- Release poster
- Directed by: Agasthya Manju
- Written by: Kalyan Raghav Pasupula
- Screenplay by: Agasthya Manju
- Story by: Ram Gopal Varma
- Produced by: Ram Gopal Varma Nannapur Reddy Yella Reddy
- Starring: Srikanth Iyengar
- Cinematography: V. Malaharbhatt Joshi
- Edited by: Nagendra
- Music by: DSR
- Production companies: A Company / CM Creations Production Green Metro Production
- Distributed by: RGV World Theatre
- Release date: 11 December 2020;
- Running time: 84 minutes
- Country: India
- Language: Telugu

= Coronavirus (film) =

2020 drama film directed by Agasthya Manju

Coronavirus is a 2020 Indian Telugu-language thriller drama film produced by Ram Gopal Varma and directed by Agasthya Manju.
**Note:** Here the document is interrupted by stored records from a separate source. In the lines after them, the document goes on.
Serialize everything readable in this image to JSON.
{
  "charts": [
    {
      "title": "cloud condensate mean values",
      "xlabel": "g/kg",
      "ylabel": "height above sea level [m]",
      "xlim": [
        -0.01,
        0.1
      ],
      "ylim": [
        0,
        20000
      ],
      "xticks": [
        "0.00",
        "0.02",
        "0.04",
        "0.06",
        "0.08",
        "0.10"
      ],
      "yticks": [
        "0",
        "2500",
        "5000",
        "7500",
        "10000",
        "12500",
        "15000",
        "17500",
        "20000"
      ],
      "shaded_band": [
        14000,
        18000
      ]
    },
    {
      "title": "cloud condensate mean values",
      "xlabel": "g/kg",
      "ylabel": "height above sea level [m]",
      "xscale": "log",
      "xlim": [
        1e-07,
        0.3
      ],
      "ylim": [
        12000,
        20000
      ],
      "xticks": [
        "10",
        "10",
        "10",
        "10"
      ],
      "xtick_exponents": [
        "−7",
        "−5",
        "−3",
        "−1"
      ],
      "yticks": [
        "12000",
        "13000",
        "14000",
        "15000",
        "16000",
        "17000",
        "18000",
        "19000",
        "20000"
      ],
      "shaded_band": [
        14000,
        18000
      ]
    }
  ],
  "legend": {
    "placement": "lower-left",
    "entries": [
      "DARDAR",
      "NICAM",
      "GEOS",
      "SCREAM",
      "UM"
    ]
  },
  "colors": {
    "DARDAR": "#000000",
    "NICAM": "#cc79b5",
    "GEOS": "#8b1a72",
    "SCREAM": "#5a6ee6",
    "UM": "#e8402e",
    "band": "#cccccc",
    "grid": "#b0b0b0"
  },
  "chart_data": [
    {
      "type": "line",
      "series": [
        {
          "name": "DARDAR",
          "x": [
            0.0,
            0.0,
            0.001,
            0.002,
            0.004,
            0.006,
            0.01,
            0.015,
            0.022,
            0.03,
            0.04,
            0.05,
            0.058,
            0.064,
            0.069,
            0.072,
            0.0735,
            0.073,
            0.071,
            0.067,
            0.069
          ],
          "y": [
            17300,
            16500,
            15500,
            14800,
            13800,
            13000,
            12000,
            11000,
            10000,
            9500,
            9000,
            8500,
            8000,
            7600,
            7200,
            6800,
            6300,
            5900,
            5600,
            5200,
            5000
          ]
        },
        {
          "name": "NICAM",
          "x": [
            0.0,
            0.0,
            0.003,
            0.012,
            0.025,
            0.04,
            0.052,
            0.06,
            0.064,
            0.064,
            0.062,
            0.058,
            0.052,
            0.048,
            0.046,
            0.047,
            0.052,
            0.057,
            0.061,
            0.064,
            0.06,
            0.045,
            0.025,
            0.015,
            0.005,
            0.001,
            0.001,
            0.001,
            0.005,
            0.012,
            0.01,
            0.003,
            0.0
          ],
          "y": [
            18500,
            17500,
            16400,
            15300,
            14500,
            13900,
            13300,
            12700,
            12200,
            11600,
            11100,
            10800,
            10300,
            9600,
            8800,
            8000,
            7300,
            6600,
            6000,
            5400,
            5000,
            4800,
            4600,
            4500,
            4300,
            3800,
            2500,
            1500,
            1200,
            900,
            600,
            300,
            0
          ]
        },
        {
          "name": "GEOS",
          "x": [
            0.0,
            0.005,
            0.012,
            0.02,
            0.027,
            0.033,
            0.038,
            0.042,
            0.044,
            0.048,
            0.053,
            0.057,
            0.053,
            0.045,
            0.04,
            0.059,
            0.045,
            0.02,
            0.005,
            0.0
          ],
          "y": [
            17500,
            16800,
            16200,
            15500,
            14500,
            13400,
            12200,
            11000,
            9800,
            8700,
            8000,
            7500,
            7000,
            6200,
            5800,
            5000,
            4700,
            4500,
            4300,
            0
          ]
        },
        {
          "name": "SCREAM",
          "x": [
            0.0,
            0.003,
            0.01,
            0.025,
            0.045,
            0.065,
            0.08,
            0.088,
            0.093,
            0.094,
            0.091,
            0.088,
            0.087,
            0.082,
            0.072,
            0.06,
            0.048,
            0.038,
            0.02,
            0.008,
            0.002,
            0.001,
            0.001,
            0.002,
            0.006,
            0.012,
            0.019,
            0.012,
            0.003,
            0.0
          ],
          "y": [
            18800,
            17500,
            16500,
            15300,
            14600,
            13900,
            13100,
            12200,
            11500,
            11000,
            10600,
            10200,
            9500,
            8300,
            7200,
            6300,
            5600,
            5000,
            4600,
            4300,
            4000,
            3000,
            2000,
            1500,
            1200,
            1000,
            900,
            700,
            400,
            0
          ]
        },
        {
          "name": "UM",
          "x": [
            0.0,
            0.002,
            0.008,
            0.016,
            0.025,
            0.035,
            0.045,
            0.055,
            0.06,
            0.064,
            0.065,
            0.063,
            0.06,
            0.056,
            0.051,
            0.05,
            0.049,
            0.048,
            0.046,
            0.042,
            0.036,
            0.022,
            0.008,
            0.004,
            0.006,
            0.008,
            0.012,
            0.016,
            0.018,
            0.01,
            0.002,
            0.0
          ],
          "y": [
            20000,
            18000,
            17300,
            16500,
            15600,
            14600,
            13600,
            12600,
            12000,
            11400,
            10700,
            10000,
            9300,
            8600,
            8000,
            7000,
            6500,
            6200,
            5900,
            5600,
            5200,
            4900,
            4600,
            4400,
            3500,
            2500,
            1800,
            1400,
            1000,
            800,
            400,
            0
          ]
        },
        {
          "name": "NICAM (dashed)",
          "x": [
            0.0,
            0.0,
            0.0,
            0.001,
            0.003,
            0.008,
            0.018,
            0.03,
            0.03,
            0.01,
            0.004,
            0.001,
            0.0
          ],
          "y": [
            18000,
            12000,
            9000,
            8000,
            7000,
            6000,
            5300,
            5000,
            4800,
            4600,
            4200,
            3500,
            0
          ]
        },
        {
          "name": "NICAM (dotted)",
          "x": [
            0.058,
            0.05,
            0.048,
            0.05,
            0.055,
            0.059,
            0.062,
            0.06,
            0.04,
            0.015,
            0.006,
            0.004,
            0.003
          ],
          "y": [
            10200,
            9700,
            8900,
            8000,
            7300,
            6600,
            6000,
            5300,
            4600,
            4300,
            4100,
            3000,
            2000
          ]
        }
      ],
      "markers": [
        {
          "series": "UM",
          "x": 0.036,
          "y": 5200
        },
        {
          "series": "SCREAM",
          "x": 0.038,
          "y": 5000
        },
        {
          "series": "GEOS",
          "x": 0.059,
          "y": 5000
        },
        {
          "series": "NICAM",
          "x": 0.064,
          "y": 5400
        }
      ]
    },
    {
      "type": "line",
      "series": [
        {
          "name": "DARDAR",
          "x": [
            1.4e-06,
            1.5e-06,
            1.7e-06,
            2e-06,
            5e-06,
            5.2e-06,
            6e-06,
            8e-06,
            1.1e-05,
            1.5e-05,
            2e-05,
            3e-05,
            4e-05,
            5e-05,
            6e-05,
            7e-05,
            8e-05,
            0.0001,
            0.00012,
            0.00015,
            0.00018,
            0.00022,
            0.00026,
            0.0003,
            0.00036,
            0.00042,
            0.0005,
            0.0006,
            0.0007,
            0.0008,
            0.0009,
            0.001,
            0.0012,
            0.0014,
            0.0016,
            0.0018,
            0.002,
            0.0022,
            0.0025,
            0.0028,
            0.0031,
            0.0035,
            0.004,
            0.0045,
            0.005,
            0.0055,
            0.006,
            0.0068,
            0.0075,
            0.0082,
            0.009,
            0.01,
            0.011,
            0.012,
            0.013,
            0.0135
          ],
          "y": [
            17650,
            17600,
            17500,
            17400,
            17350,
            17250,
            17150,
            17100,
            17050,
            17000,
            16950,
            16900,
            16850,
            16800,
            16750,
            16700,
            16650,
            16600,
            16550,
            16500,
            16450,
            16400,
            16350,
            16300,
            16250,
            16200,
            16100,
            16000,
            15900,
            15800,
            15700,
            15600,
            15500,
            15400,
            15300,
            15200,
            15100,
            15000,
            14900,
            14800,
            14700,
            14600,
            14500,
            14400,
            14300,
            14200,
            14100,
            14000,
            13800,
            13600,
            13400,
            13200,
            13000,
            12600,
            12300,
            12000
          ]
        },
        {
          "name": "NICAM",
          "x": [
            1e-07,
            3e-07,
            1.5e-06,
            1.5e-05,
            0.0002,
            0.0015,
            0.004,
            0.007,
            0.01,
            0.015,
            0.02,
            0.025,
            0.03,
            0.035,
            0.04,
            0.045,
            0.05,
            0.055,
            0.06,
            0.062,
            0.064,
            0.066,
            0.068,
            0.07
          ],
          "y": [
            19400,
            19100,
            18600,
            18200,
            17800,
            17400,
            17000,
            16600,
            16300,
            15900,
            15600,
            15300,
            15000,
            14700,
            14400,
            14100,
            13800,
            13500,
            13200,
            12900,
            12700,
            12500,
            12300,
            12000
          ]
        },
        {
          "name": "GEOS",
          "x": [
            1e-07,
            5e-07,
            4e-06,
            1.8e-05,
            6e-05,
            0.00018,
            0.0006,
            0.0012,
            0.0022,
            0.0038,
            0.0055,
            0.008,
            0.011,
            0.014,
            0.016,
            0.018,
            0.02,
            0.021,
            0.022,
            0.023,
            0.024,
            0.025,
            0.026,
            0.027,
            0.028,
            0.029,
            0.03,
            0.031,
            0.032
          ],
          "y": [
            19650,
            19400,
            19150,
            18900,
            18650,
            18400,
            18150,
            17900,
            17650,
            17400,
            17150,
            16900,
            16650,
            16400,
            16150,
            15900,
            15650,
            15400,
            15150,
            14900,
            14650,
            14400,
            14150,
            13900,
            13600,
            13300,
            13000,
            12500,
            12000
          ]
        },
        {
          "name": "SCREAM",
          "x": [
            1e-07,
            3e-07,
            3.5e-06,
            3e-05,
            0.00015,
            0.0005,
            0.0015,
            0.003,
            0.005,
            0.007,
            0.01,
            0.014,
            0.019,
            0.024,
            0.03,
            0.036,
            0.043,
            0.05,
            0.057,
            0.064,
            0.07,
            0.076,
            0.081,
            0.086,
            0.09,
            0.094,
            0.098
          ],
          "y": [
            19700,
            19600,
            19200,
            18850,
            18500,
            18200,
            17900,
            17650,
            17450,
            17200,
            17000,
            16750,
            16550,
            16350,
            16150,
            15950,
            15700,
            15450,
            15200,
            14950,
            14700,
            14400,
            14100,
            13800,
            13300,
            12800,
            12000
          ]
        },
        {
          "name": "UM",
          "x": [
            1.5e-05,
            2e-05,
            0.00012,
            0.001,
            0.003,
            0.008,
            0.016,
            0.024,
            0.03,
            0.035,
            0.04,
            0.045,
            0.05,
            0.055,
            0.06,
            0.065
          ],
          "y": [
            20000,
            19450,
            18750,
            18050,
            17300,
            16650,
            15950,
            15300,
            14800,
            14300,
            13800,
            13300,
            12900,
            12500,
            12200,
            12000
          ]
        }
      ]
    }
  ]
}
The film is about a family exposed to the virus during the COVID-19 lockdown in India.

== Cast ==
- Srikanth Iyengar as Anand Rao
- Vamsee Chaganti as Karthik, Anand Rao's elder son
- Kalpa Latha as Lakshmi, Anand Rao's wife
- Dakkshi Guttikonda as Rani, Karthik's wife
- Sonia Akula as Shanti, Anand Rao's daughter
- Dora Sai Teja as Rohan, Anand Rao's younger son
- Keshav Deepak as Doctor

== Soundtrack ==
Music is composed by D.S.R.

Track list
| No. | Title | Lyrics | Singer(s) | Length |
|---|---|---|---|---|
| 1. | "Coronavirus" | Sirasri | D.S.R | 03:46 |

== Release ==
Initially, the film was reported to be released on 15 October 2020. However, it was delayed and released on 11 December 2020.

== Reception ==
Thadhagath Pathi of The Times of India rated the film two-and-a-half out of five stars and wrote, "The fact that the film was shot during the lockdown is appreciable but the message it aims to give seems outdated now. This is a film that might have worked brilliantly when news of the virus broke out in India". A critic from Telugucinema.com gave it one out of five stars and wrote, "‘Coronavirus’, the latest film on the pandemic, is another lousy film from RGV's company."